Cite? Wiki sez “Information kept secret, for instance, as a trade secret, is not usually prior art, provided that employees and others with access to the information are under a non-disclosure obligation. With such an obligation, the information is typically not regarded as prior art. Therefore, a patent may be granted on an invention, even though someone else already knew of the invention.”

I figured. But my question was: if I invent something on my own, and legitimately get a patent, what can I do to stop that corporation?

Well, again, I’m envisioning two scenarios: in one, I start selling products built around my patented invention, and they just keep using an identical device on their assembly line – but in the other, they follow my lead and decide to start selling products built around that invention likewise.

So in the latter case, it’s obvious that they’re using my patent idea; they’re peddling it in public. The former case calls for a Don’t-Fight-The-Hypothetical hypothetical, but try this: I patent my device and start selling it – and maybe a year later a disgruntled employee or trespasser or whatever videotapes the company’s assembly-line practices and publicizes (a) how bad working conditions there are, and (b) oh, hey, look at that device churning away in the background.

Under the “on-sale bar,” commercial use of an idea for one year makes the idea ineligible for a patent. If the trade secret can be deducted through “examination” of the commercial product, then the one-year on-sale bar applies.

I’ll have to think further what would happen if the trade secret cannot be discovered through examination.

Not really. Trade secrets are usually protected by nondisclosure agreements signed by employees. They are protected by laws in that if it can be proven that an employee quantified the information and transferred it outside of the company, that employee and the recipient may be sued.

To be “protected by laws” the secret would have to be described as a process, ingredient, or technique and somehow claimed as property of the holder. But by publicy describing this knowledge it would no longer be a secret.

Actually, yes, really.

47 states of the United States have enacted a form of the Uniform Trade Secrets Act, which defines a trade secret generally as I have described it.

And as of May, with the enactment of the Defend Trade Secrets Act of 2016 we now have a federal trade secrets protection law.

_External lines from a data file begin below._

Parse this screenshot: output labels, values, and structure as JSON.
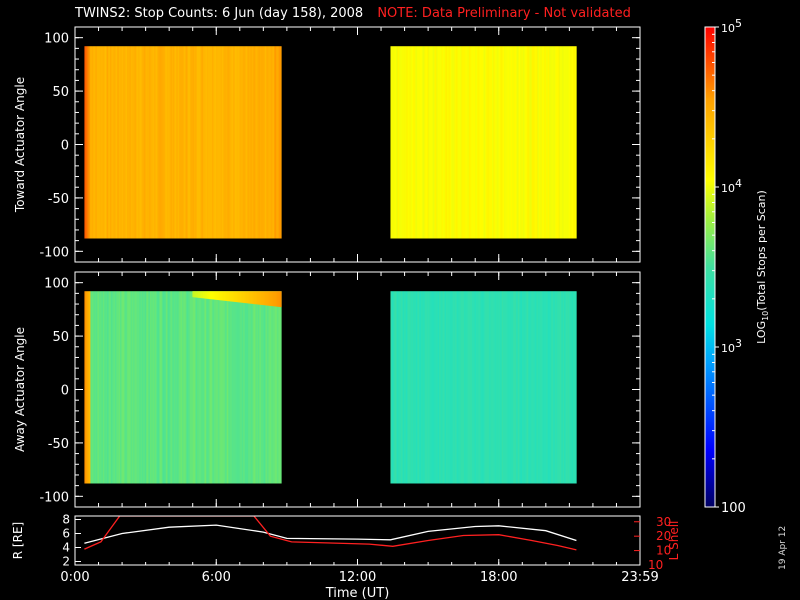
{
  "title": "TWINS2: Stop Counts:  6 Jun (day 158), 2008",
  "note": "NOTE: Data Preliminary - Not validated",
  "date_stamp": "19 Apr 12",
  "colors": {
    "background": "#000000",
    "axis": "#ffffff",
    "note": "#ff2020",
    "l_shell": "#ff2020",
    "r_line": "#ffffff"
  },
  "chart_data": [
    {
      "type": "heatmap",
      "ylabel": "Toward Actuator Angle",
      "ylim": [
        -110,
        110
      ],
      "yticks": [
        100,
        50,
        0,
        -50,
        -100
      ],
      "xlim": [
        0,
        24
      ],
      "data_blocks": [
        {
          "t_start": 0.4,
          "t_end": 8.75,
          "angle_range": [
            -88,
            92
          ],
          "log10_counts_approx": 4.45,
          "leading_edge_log10": 4.75
        },
        {
          "t_start": 13.4,
          "t_end": 21.3,
          "angle_range": [
            -88,
            92
          ],
          "log10_counts_approx": 4.05
        }
      ]
    },
    {
      "type": "heatmap",
      "ylabel": "Away Actuator Angle",
      "ylim": [
        -110,
        110
      ],
      "yticks": [
        100,
        50,
        0,
        -50,
        -100
      ],
      "xlim": [
        0,
        24
      ],
      "data_blocks": [
        {
          "t_start": 0.4,
          "t_end": 8.75,
          "angle_range": [
            -88,
            92
          ],
          "log10_counts_approx": 3.6,
          "leading_edge_log10": 4.6
        },
        {
          "t_start": 13.4,
          "t_end": 21.3,
          "angle_range": [
            -88,
            92
          ],
          "log10_counts_approx": 3.4
        }
      ]
    },
    {
      "type": "line",
      "xlabel": "Time (UT)",
      "xticks": [
        "0:00",
        "6:00",
        "12:00",
        "18:00",
        "23:59"
      ],
      "xtick_hours": [
        0,
        6,
        12,
        18,
        24
      ],
      "ylabel_left": "R [RE]",
      "ylabel_right": "L Shell",
      "yticks_left": [
        2,
        4,
        6,
        8
      ],
      "yticks_right": [
        10,
        20,
        30
      ],
      "ylim_left": [
        1.5,
        8.5
      ],
      "ylim_right": [
        0,
        34
      ],
      "series": [
        {
          "name": "R [RE]",
          "axis": "left",
          "x": [
            0.4,
            2,
            4,
            6,
            8,
            9,
            12,
            13.4,
            15,
            17,
            18,
            20,
            21.3
          ],
          "values": [
            4.6,
            6.0,
            6.9,
            7.2,
            6.2,
            5.3,
            5.2,
            5.1,
            6.3,
            7.0,
            7.1,
            6.4,
            5.0
          ]
        },
        {
          "name": "L Shell",
          "axis": "right",
          "x": [
            0.4,
            1.1,
            1.9,
            7.6,
            8.3,
            9.2,
            12.5,
            13.5,
            15.0,
            16.5,
            18.0,
            19.4,
            20.5,
            21.3
          ],
          "values": [
            11,
            16,
            34,
            34,
            20,
            16,
            14.5,
            13,
            17,
            20.5,
            21,
            17,
            13.5,
            10.5
          ]
        }
      ]
    },
    {
      "type": "colorbar",
      "label": "LOG10(Total Stops per Scan)",
      "label_main": "LOG",
      "label_sub": "10",
      "label_rest": "(Total Stops per Scan)",
      "tick_values_log10": [
        5,
        4,
        3,
        2
      ],
      "tick_labels": [
        {
          "base": "10",
          "exp": "5"
        },
        {
          "base": "10",
          "exp": "4"
        },
        {
          "base": "10",
          "exp": "3"
        },
        {
          "base": "100",
          "exp": ""
        }
      ],
      "range_log10": [
        2,
        5
      ]
    }
  ]
}
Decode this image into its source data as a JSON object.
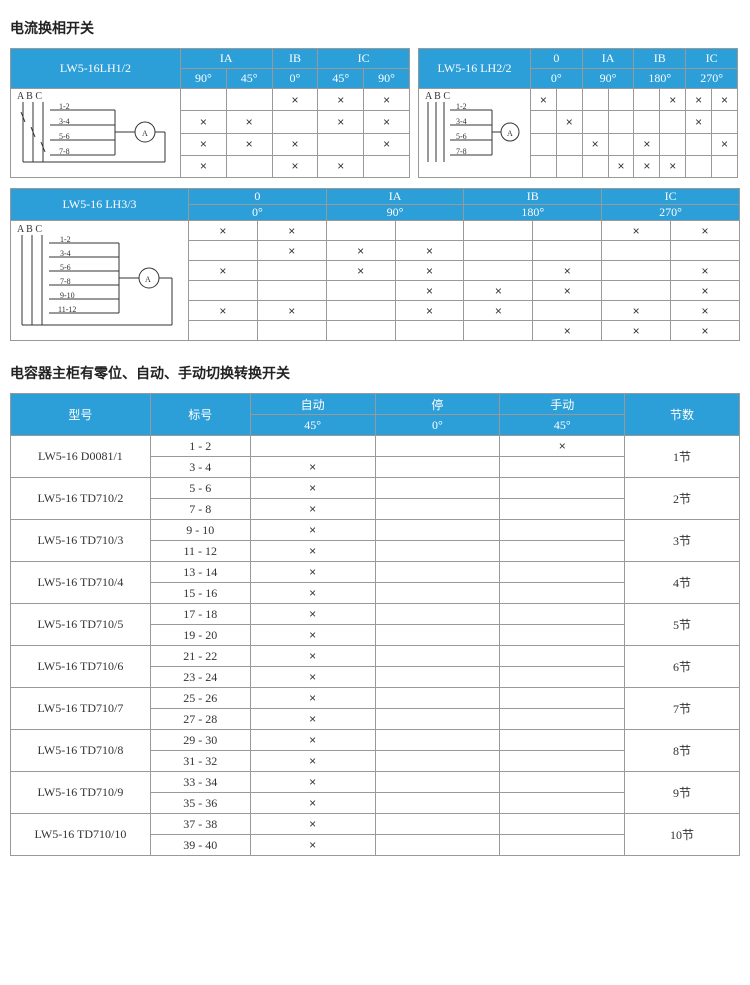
{
  "title1": "电流换相开关",
  "title2": "电容器主柜有零位、自动、手动切换转换开关",
  "colors": {
    "header_bg": "#2c9ed8",
    "header_fg": "#ffffff",
    "border": "#999999",
    "text": "#333333"
  },
  "mark": "×",
  "abc_label": "A B C",
  "ammeter_label": "A",
  "t1": {
    "model": "LW5-16LH1/2",
    "cols": [
      "IA",
      "IB",
      "IC"
    ],
    "angles": [
      "90°",
      "45°",
      "0°",
      "45°",
      "90°"
    ],
    "pins": [
      "1-2",
      "3-4",
      "5-6",
      "7-8"
    ],
    "marks": [
      [
        "",
        "",
        "×",
        "×",
        "×"
      ],
      [
        "×",
        "×",
        "",
        "×",
        "×"
      ],
      [
        "×",
        "×",
        "×",
        "",
        "×"
      ],
      [
        "×",
        "",
        "×",
        "×",
        ""
      ]
    ]
  },
  "t2": {
    "model": "LW5-16 LH2/2",
    "cols": [
      "0",
      "IA",
      "IB",
      "IC"
    ],
    "angles": [
      "0°",
      "90°",
      "180°",
      "270°"
    ],
    "pins": [
      "1-2",
      "3-4",
      "5-6",
      "7-8"
    ],
    "marks": [
      [
        "×",
        "",
        "",
        "",
        "",
        "×",
        "×",
        "×"
      ],
      [
        "",
        "×",
        "",
        "",
        "",
        "",
        "×",
        ""
      ],
      [
        "",
        "",
        "×",
        "",
        "×",
        "",
        "",
        "×"
      ],
      [
        "",
        "",
        "",
        "×",
        "×",
        "×",
        "",
        ""
      ]
    ]
  },
  "t3": {
    "model": "LW5-16 LH3/3",
    "cols": [
      "0",
      "IA",
      "IB",
      "IC"
    ],
    "angles": [
      "0°",
      "90°",
      "180°",
      "270°"
    ],
    "pins": [
      "1-2",
      "3-4",
      "5-6",
      "7-8",
      "9-10",
      "11-12"
    ],
    "marks": [
      [
        "×",
        "×",
        "",
        "",
        "",
        "",
        "×",
        "×"
      ],
      [
        "",
        "×",
        "×",
        "×",
        "",
        "",
        "",
        ""
      ],
      [
        "×",
        "",
        "×",
        "×",
        "",
        "×",
        "",
        "×"
      ],
      [
        "",
        "",
        "",
        "×",
        "×",
        "×",
        "",
        "×"
      ],
      [
        "×",
        "×",
        "",
        "×",
        "×",
        "",
        "×",
        "×"
      ],
      [
        "",
        "",
        "",
        "",
        "",
        "×",
        "×",
        "×"
      ]
    ]
  },
  "cap": {
    "headers": {
      "model": "型号",
      "mark": "标号",
      "auto": "自动",
      "stop": "停",
      "manual": "手动",
      "sections": "节数"
    },
    "angles": {
      "auto": "45°",
      "stop": "0°",
      "manual": "45°"
    },
    "rows": [
      {
        "model": "LW5-16 D0081/1",
        "marks": [
          "1 - 2",
          "3 - 4"
        ],
        "vals": [
          [
            "",
            "",
            "×"
          ],
          [
            "×",
            "",
            ""
          ]
        ],
        "sections": "1节"
      },
      {
        "model": "LW5-16 TD710/2",
        "marks": [
          "5 - 6",
          "7 - 8"
        ],
        "vals": [
          [
            "×",
            "",
            ""
          ],
          [
            "×",
            "",
            ""
          ]
        ],
        "sections": "2节"
      },
      {
        "model": "LW5-16 TD710/3",
        "marks": [
          "9 - 10",
          "11 - 12"
        ],
        "vals": [
          [
            "×",
            "",
            ""
          ],
          [
            "×",
            "",
            ""
          ]
        ],
        "sections": "3节"
      },
      {
        "model": "LW5-16 TD710/4",
        "marks": [
          "13 - 14",
          "15 - 16"
        ],
        "vals": [
          [
            "×",
            "",
            ""
          ],
          [
            "×",
            "",
            ""
          ]
        ],
        "sections": "4节"
      },
      {
        "model": "LW5-16 TD710/5",
        "marks": [
          "17 - 18",
          "19 - 20"
        ],
        "vals": [
          [
            "×",
            "",
            ""
          ],
          [
            "×",
            "",
            ""
          ]
        ],
        "sections": "5节"
      },
      {
        "model": "LW5-16 TD710/6",
        "marks": [
          "21 - 22",
          "23 - 24"
        ],
        "vals": [
          [
            "×",
            "",
            ""
          ],
          [
            "×",
            "",
            ""
          ]
        ],
        "sections": "6节"
      },
      {
        "model": "LW5-16 TD710/7",
        "marks": [
          "25 - 26",
          "27 - 28"
        ],
        "vals": [
          [
            "×",
            "",
            ""
          ],
          [
            "×",
            "",
            ""
          ]
        ],
        "sections": "7节"
      },
      {
        "model": "LW5-16 TD710/8",
        "marks": [
          "29 - 30",
          "31 - 32"
        ],
        "vals": [
          [
            "×",
            "",
            ""
          ],
          [
            "×",
            "",
            ""
          ]
        ],
        "sections": "8节"
      },
      {
        "model": "LW5-16 TD710/9",
        "marks": [
          "33 - 34",
          "35 - 36"
        ],
        "vals": [
          [
            "×",
            "",
            ""
          ],
          [
            "×",
            "",
            ""
          ]
        ],
        "sections": "9节"
      },
      {
        "model": "LW5-16 TD710/10",
        "marks": [
          "37 - 38",
          "39 - 40"
        ],
        "vals": [
          [
            "×",
            "",
            ""
          ],
          [
            "×",
            "",
            ""
          ]
        ],
        "sections": "10节"
      }
    ]
  }
}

If you are in a jurisdiction that protects trade secrets solely through such private contracts, then the only remedies for violation would be breach of contract and related actions, perhaps unfair competition-type claims. However, in states that have have a separate trade secrets law, you can bring an action for “misappropriation of trade secrets,” a cause of action not available under contract law.

It really is a separate body of law, separate from contract law, separate from unfair trade practices law, separate from patent law.

Now, the existence of non-disclosure and similar contracts are important to trade secrets law, because generally the holder of the putative trade secret must show that it has taken reasonable steps to protect that secret, and such contracts are a very important way to do that.

Thanks for this tidbit. I knew that prior publication and such could be used to established prior art, I didn’t think that documented but secret stuff didn’t count.